5) Que représente l’esprit du métal pour toi ?
Tu dois faire ce que tu fais par rapport a toi et non pas par rapport à des codes ou je ne sais quoi. Tu sais nous venons d’une petite ville d’a peine 1000 habitants et nous écrivons sur ce que nous connaissons. Si nous avons évolué sur ce second album c’est bien parce que nous sommes sortis de chez nous et que nous sommes allés en Europe. Maintenant nous pouvons parler de notre chez et de votre chez vous. L’esprit du métal c’est ça, parler de ce que tu sais. Il ne faut pas copier quelqu’un d’autre parce que c’est bien, parle de ce que tu sais.
6) Et si tu avais a choisir un souvenir et un seul ?

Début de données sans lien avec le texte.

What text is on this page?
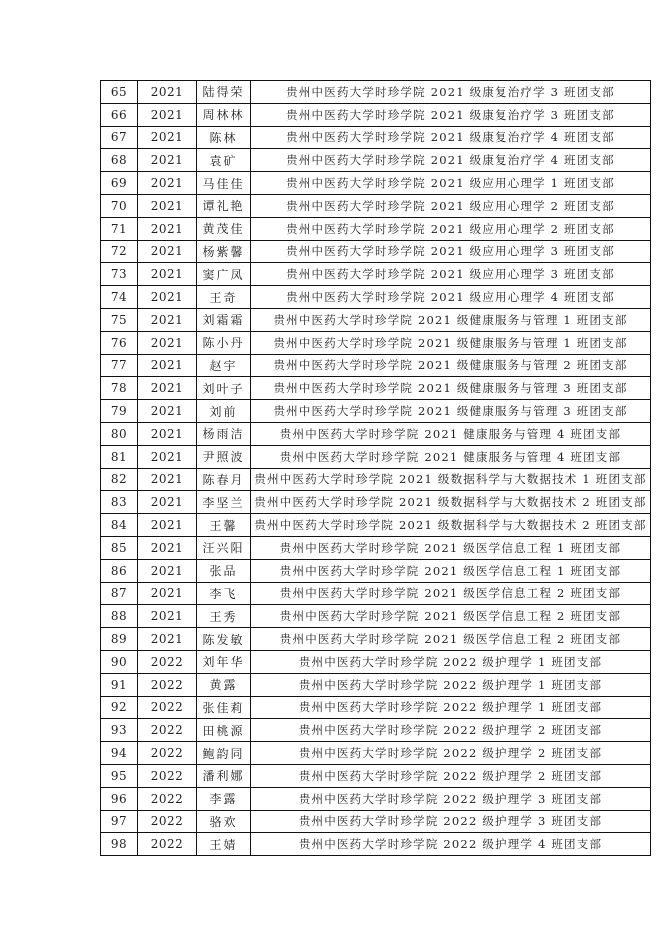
65	2021	陆得荣	贵州中医药大学时珍学院 2021 级康复治疗学 3 班团支部
66	2021	周林林	贵州中医药大学时珍学院 2021 级康复治疗学 3 班团支部
67	2021	陈林	贵州中医药大学时珍学院 2021 级康复治疗学 4 班团支部
68	2021	袁矿	贵州中医药大学时珍学院 2021 级康复治疗学 4 班团支部
69	2021	马佳佳	贵州中医药大学时珍学院 2021 级应用心理学 1 班团支部
70	2021	谭礼艳	贵州中医药大学时珍学院 2021 级应用心理学 2 班团支部
71	2021	黄茂佳	贵州中医药大学时珍学院 2021 级应用心理学 2 班团支部
72	2021	杨紫馨	贵州中医药大学时珍学院 2021 级应用心理学 3 班团支部
73	2021	窦广凤	贵州中医药大学时珍学院 2021 级应用心理学 3 班团支部
74	2021	王奇	贵州中医药大学时珍学院 2021 级应用心理学 4 班团支部
75	2021	刘霜霜	贵州中医药大学时珍学院 2021 级健康服务与管理 1 班团支部
76	2021	陈小丹	贵州中医药大学时珍学院 2021 级健康服务与管理 1 班团支部
77	2021	赵宇	贵州中医药大学时珍学院 2021 级健康服务与管理 2 班团支部
78	2021	刘叶子	贵州中医药大学时珍学院 2021 级健康服务与管理 3 班团支部
79	2021	刘前	贵州中医药大学时珍学院 2021 级健康服务与管理 3 班团支部
80	2021	杨雨洁	贵州中医药大学时珍学院 2021 健康服务与管理 4 班团支部
81	2021	尹照波	贵州中医药大学时珍学院 2021 健康服务与管理 4 班团支部
82	2021	陈春月	贵州中医药大学时珍学院 2021 级数据科学与大数据技术 1 班团支部
83	2021	李坚兰	贵州中医药大学时珍学院 2021 级数据科学与大数据技术 2 班团支部
84	2021	王馨	贵州中医药大学时珍学院 2021 级数据科学与大数据技术 2 班团支部
85	2021	汪兴阳	贵州中医药大学时珍学院 2021 级医学信息工程 1 班团支部
86	2021	张品	贵州中医药大学时珍学院 2021 级医学信息工程 1 班团支部
87	2021	李飞	贵州中医药大学时珍学院 2021 级医学信息工程 2 班团支部
88	2021	王秀	贵州中医药大学时珍学院 2021 级医学信息工程 2 班团支部
89	2021	陈发敏	贵州中医药大学时珍学院 2021 级医学信息工程 2 班团支部
90	2022	刘年华	贵州中医药大学时珍学院 2022 级护理学 1 班团支部
91	2022	黄露	贵州中医药大学时珍学院 2022 级护理学 1 班团支部
92	2022	张佳莉	贵州中医药大学时珍学院 2022 级护理学 1 班团支部
93	2022	田桃源	贵州中医药大学时珍学院 2022 级护理学 2 班团支部
94	2022	鲍韵同	贵州中医药大学时珍学院 2022 级护理学 2 班团支部
95	2022	潘利娜	贵州中医药大学时珍学院 2022 级护理学 2 班团支部
96	2022	李露	贵州中医药大学时珍学院 2022 级护理学 3 班团支部
97	2022	骆欢	贵州中医药大学时珍学院 2022 级护理学 3 班团支部
98	2022	王婧	贵州中医药大学时珍学院 2022 级护理学 4 班团支部
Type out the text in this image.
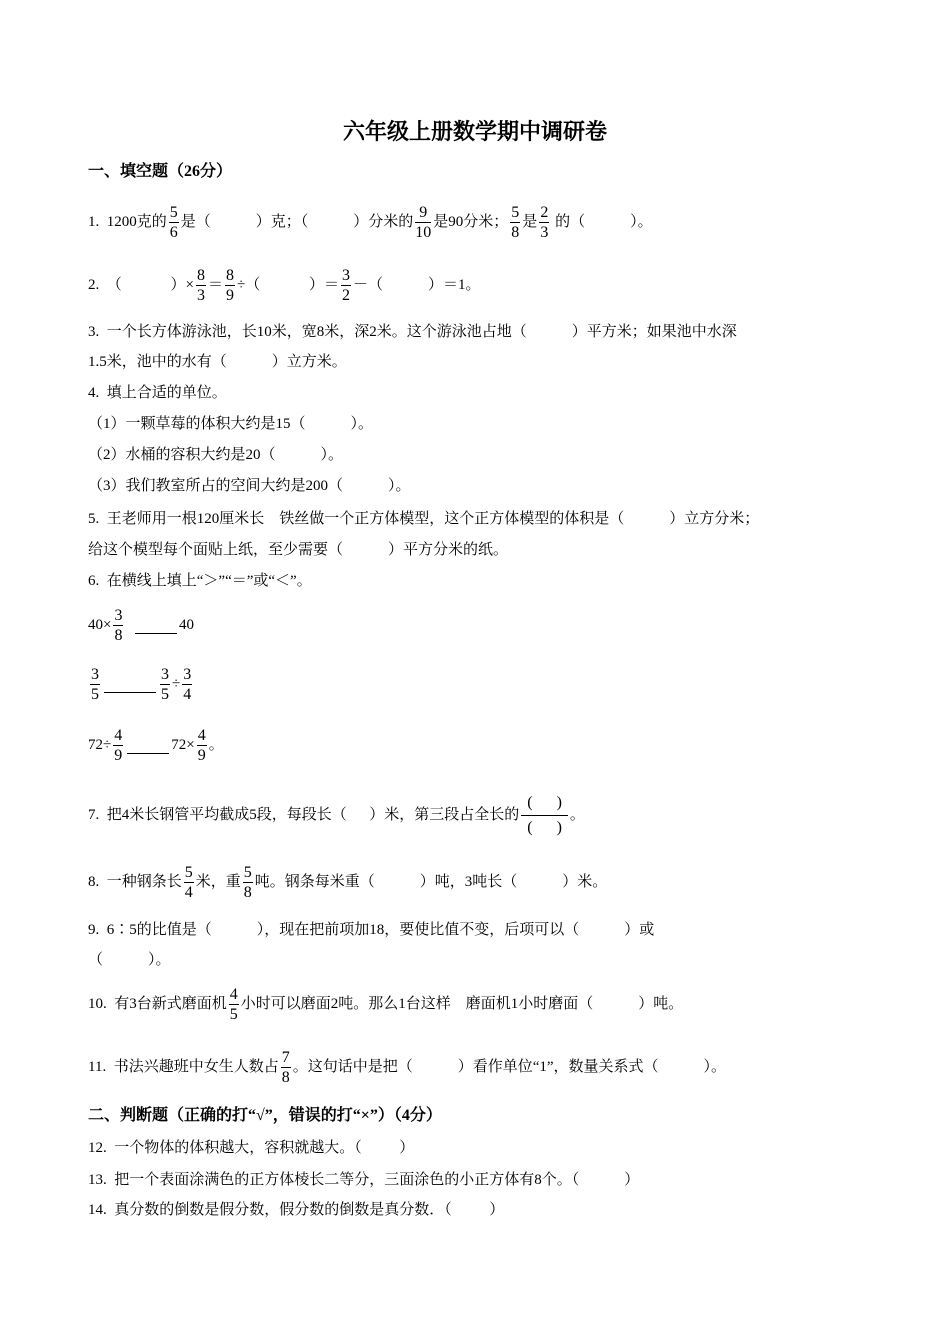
六年级上册数学期中调研卷
一、填空题（26分）
1.  1200克的 $\frac{5}{6}$ 是（            ）克；（            ）分米的 $\frac{9}{10}$ 是90分米； $\frac{5}{8}$ 是 $\frac{2}{3}$ 的（            ）。
2.  （             ）× $\frac{8}{3} = \frac{8}{9}$ ÷（             ）＝ $\frac{3}{2}$ －（            ）＝1。
3.  一个长方体游泳池，长10米，宽8米，深2米。这个游泳池占地（            ）平方米；如果池中水深
1.5米，池中的水有（            ）立方米。
4.  填上合适的单位。
（1）一颗草莓的体积大约是15（            ）。
（2）水桶的容积大约是20（            ）。
（3）我们教室所占的空间大约是200（            ）。
5.  王老师用一根120厘米长    铁丝做一个正方体模型，这个正方体模型的体积是（            ）立方分米；
给这个模型每个面贴上纸，至少需要（            ）平方分米的纸。
6.  在横线上填上“＞”“＝”或“＜”。
$40\times \frac{3}{8}$
	40
$\frac{3}{5}$	$\frac{3}{5} \div \frac{3}{4}$
$72\div \frac{4}{9}$	$72\times \frac{4}{9}$ 。
7.  把4米长钢管平均截成5段，每段长（      ）米，第三段占全长的 $\frac{( )}{( )}$ 。
8.  一种钢条长 $\frac{5}{4}$ 米，重 $\frac{5}{8}$ 吨。钢条每米重（            ）吨，3吨长（            ）米。
9.  6∶5的比值是（            ），现在把前项加18，要使比值不变，后项可以（            ）或
（            ）。
10.  有3台新式磨面机 $\frac{4}{5}$ 小时可以磨面2吨。那么1台这样    磨面机1小时磨面（            ）吨。
11.  书法兴趣班中女生人数占 $\frac{7}{8}$ 。这句话中是把（            ）看作单位“1”，数量关系式（            ）。
二、判断题（正确的打“√”，错误的打“×”）（4分）
12.  一个物体的体积越大，容积就越大。（          ）
13.  把一个表面涂满色的正方体棱长二等分，三面涂色的小正方体有8个。（            ）
14.  真分数的倒数是假分数，假分数的倒数是真分数．（          ）
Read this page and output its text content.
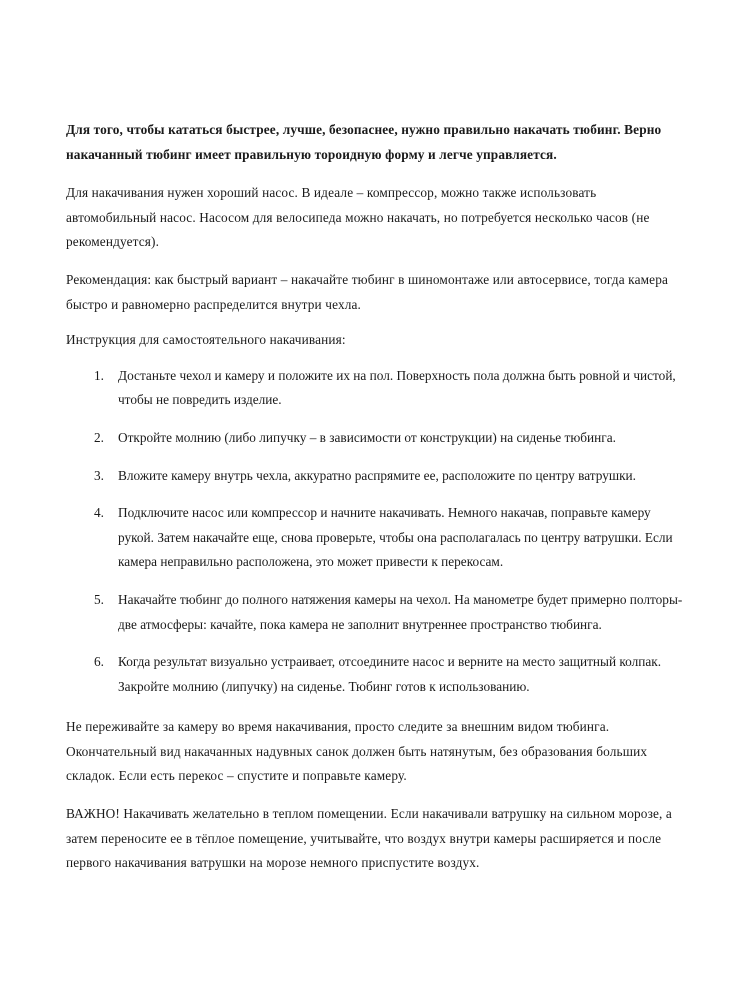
Для того, чтобы кататься быстрее, лучше, безопаснее, нужно правильно накачать тюбинг. Верно накачанный тюбинг имеет правильную тороидную форму и легче управляется.

Для накачивания нужен хороший насос. В идеале – компрессор, можно также использовать автомобильный насос. Насосом для велосипеда можно накачать, но потребуется несколько часов (не рекомендуется).

Рекомендация: как быстрый вариант – накачайте тюбинг в шиномонтаже или автосервисе, тогда камера быстро и равномерно распределится внутри чехла.

Инструкция для самостоятельного накачивания:

Достаньте чехол и камеру и положите их на пол. Поверхность пола должна быть ровной и чистой, чтобы не повредить изделие.
Откройте молнию (либо липучку – в зависимости от конструкции) на сиденье тюбинга.
Вложите камеру внутрь чехла, аккуратно распрямите ее, расположите по центру ватрушки.
Подключите насос или компрессор и начните накачивать. Немного накачав, поправьте камеру рукой. Затем накачайте еще, снова проверьте, чтобы она располагалась по центру ватрушки. Если камера неправильно расположена, это может привести к перекосам.
Накачайте тюбинг до полного натяжения камеры на чехол. На манометре будет примерно полторы-две атмосферы: качайте, пока камера не заполнит внутреннее пространство тюбинга.
Когда результат визуально устраивает, отсоедините насос и верните на место защитный колпак. Закройте молнию (липучку) на сиденье. Тюбинг готов к использованию.

Не переживайте за камеру во время накачивания, просто следите за внешним видом тюбинга. Окончательный вид накачанных надувных санок должен быть натянутым, без образования больших складок. Если есть перекос – спустите и поправьте камеру.

ВАЖНО! Накачивать желательно в теплом помещении. Если накачивали ватрушку на сильном морозе, а затем переносите ее в тёплое помещение, учитывайте, что воздух внутри камеры расширяется и после первого накачивания ватрушки на морозе немного приспустите воздух.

Sans hésiter les Classic Rock Award l’année dernière. Nous a été nomminé dans la catégorie « BEST NEW BAND » ce qui est un énorme, énorme honneur. Il y avait les gars de Black Sabbath avec Dio. Il y avait Jeff Beck, Alice Cooper, Steven Tyler, Jimmy Page. Je n’ai pas vraiment pu discuter avec Jimmy Page et Steven Tyler, ils son trop haut (il rit). Mais j’ai pu discuter avec Geezer Butler qui pour moi est le plus grand bassiste du monde. Il a vraiment été hyper sympa avec moi, nous avons discuté pendant prêt de 50 minutes et ça avraimentété un grand moment pour moi. J’y ai aussi re-rencontré Alice Cooper. Je l’avais deja croisé sur une date mais le show été tellement grand que nous n’avions pas eu le temps de discuter. C’est chose faite (rire). Ce fût vraiment plus beau jour de ma vie. En plus nous avons gagné l’award. Les gars du magazine sont venus sur scène en disant que le rock avait besoin de groupe comme nous pour continuer a exister. Ca a été retransmis sur MTV et après ça tout le monde savait qui était Black Stone Cherry, ce jour est vraiment le plus beau de ma vie. Jeff Beck m’a même dit que nous assurions. Autant te dire que nous avons fait une super fête après (il rit).
7) Un dernier mot pour les fans??
Juste merci de prendre le temps de lire cette interview et merci aux fans qui viennent nous soutenir sur la route. Les gens viennent vraiment écouter la musique et ils ne viennent pas simplement car c’est la mode. Merci à la France !!!!!!!!!!!!!!!